“如果是那样的话,她为什么要去大学研究室调查石田的住址呢?而且,在她调查之后,石田的公寓不是被翻得乱七八糟吗?”
“因此,便怀疑房枝吗?我的观点与你相反。此事恰恰证明房枝不是兼见的同谋。”
“为什么?”
“她如果是兼见的同谋,何必不辞辛苦地去研究室调查我的住址呢?只要问一下兼见不就可以了吗?”
此话言之有理。
“那么,她为什么去找你呢?”
“目的如其本人所述,因为,她听纯也先生谈到过你我之间的关系问题。”石田坦然地说道。

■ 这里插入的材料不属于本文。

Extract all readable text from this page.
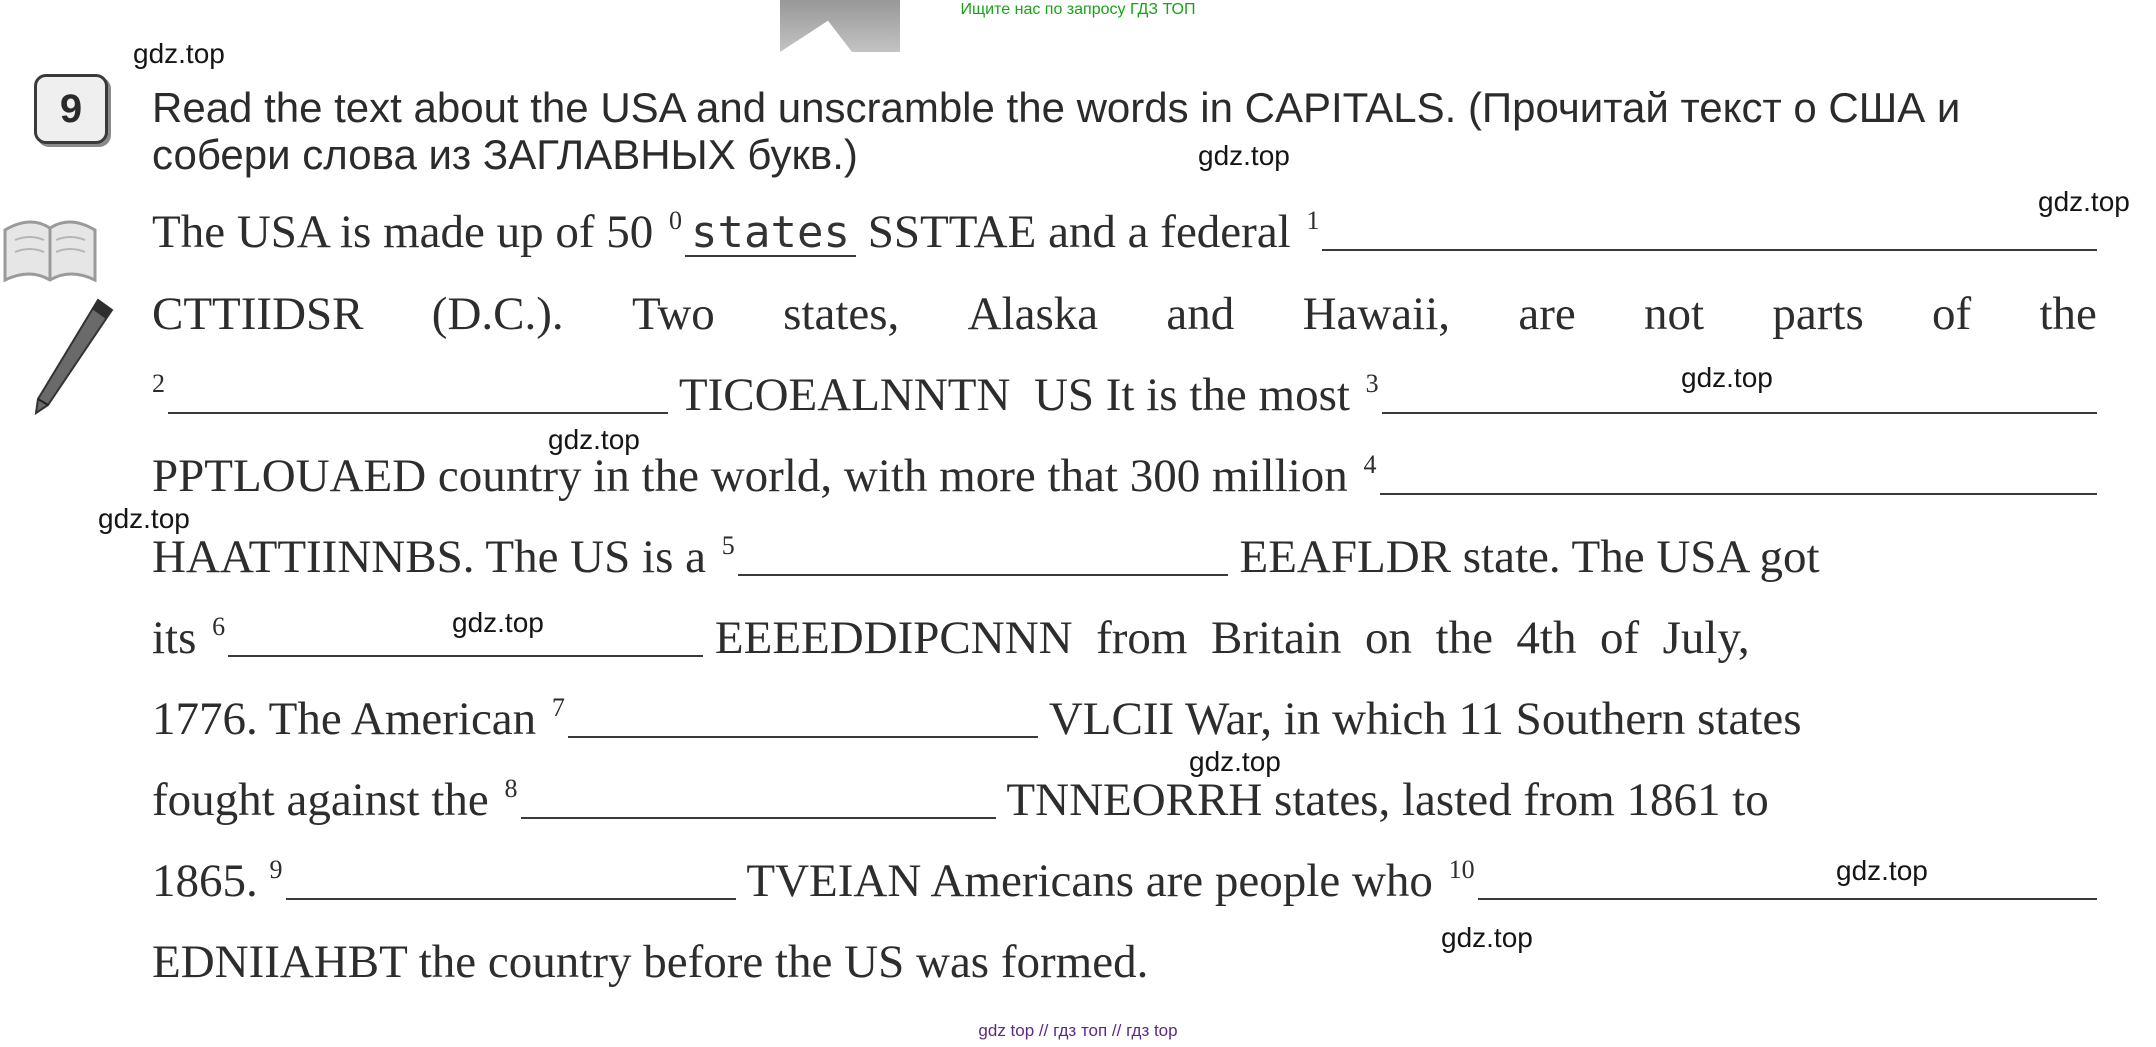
Ищите нас по запросу ГДЗ ТОП
gdz top // гдз топ // гдз top
9	Read the text about the USA and unscramble the words in CAPITALS. (Прочитай текст о США и собери слова из ЗАГЛАВНЫХ букв.)
The USA is made up of 50 0 states SSTTAE and a federal 1
CTTIIDSR (D.C.). Two states, Alaska and Hawaii, are not parts of the
2	TICOEALNNTN  US It is the most 3
PPTLOUAED country in the world, with more that 300 million 4
HAATTIINNBS. The US is a 5	EEAFLDR state. The USA got
its 6	EEEEDDIPCNNN  from  Britain  on  the  4th  of  July,
1776. The American 7	VLCII War, in which 11 Southern states
fought against the 8	TNNEORRH states, lasted from 1861 to
1865. 9	TVEIAN Americans are people who 10
EDNIIAHBT the country before the US was formed.
gdz.top
gdz.top
gdz.top
gdz.top
gdz.top
gdz.top
gdz.top
gdz.top
gdz.top
gdz.top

父亲纯也已经离开了人世,当母亲计划与兼见违心地情死的时候,她多方了解女儿的婚事,这不正是一颗献给孤苦伶仃的女儿的慈母心吗?衣通绘再也无话可说了。
在列车到达名古屋车站之前,寺冈和年轻的刑警与石田商妥了追查兼见的方案。在石田以往的分析之中,已对兼见的杀人动机和阴谋手段进行了精辟的说明,但,他们并未掌握有说服力的证据。只要没有兼见盗窃毕业论文的证据,那份伪造的复制遗书就不足以为凭。在王御泷山举行寒拜时,兼见曾到那里去过一次,这并不能成为兼见给新藏下毒的证据。在目前情况下,即使逮捕了兼见,也抓不到任何把柄。
“可是,是否能让房枝出来做证呢?”
寺冈像没听到石田的话似的,无动于衷。衣通绘突然感到不安,难道母亲已经没救了吗?
母亲未能雪除父亲的遗恨,自己的生命却已危在旦夕。她决不能容忍狠毒的兼见逍遥法外,无论如何要对,他予以制裁。衣通绘感到了自己的重大责任。
“没有证据,可以自己找嘛!”
默默无言地听着三个人讲话的衣通绘突然说道。
“也就是说,我们再做一次纯也先生曾做过的事情,对吗?这回有刑警在,决不会得到像纯也一样的下场。”
石田也赞成衣通绘的意见。
06
将近晚上七点钟,列车到达名古屋车站,他们立刻找到公用电话,在纯也写的字条上的电话号码前冠以“03”,拨动了号盘。叫通了佐山新藏公寓的公共电话。证实这一点之后,不仅石田和衣通绘,就连寺冈和青年刑警都无法掩饰喜悦的心情。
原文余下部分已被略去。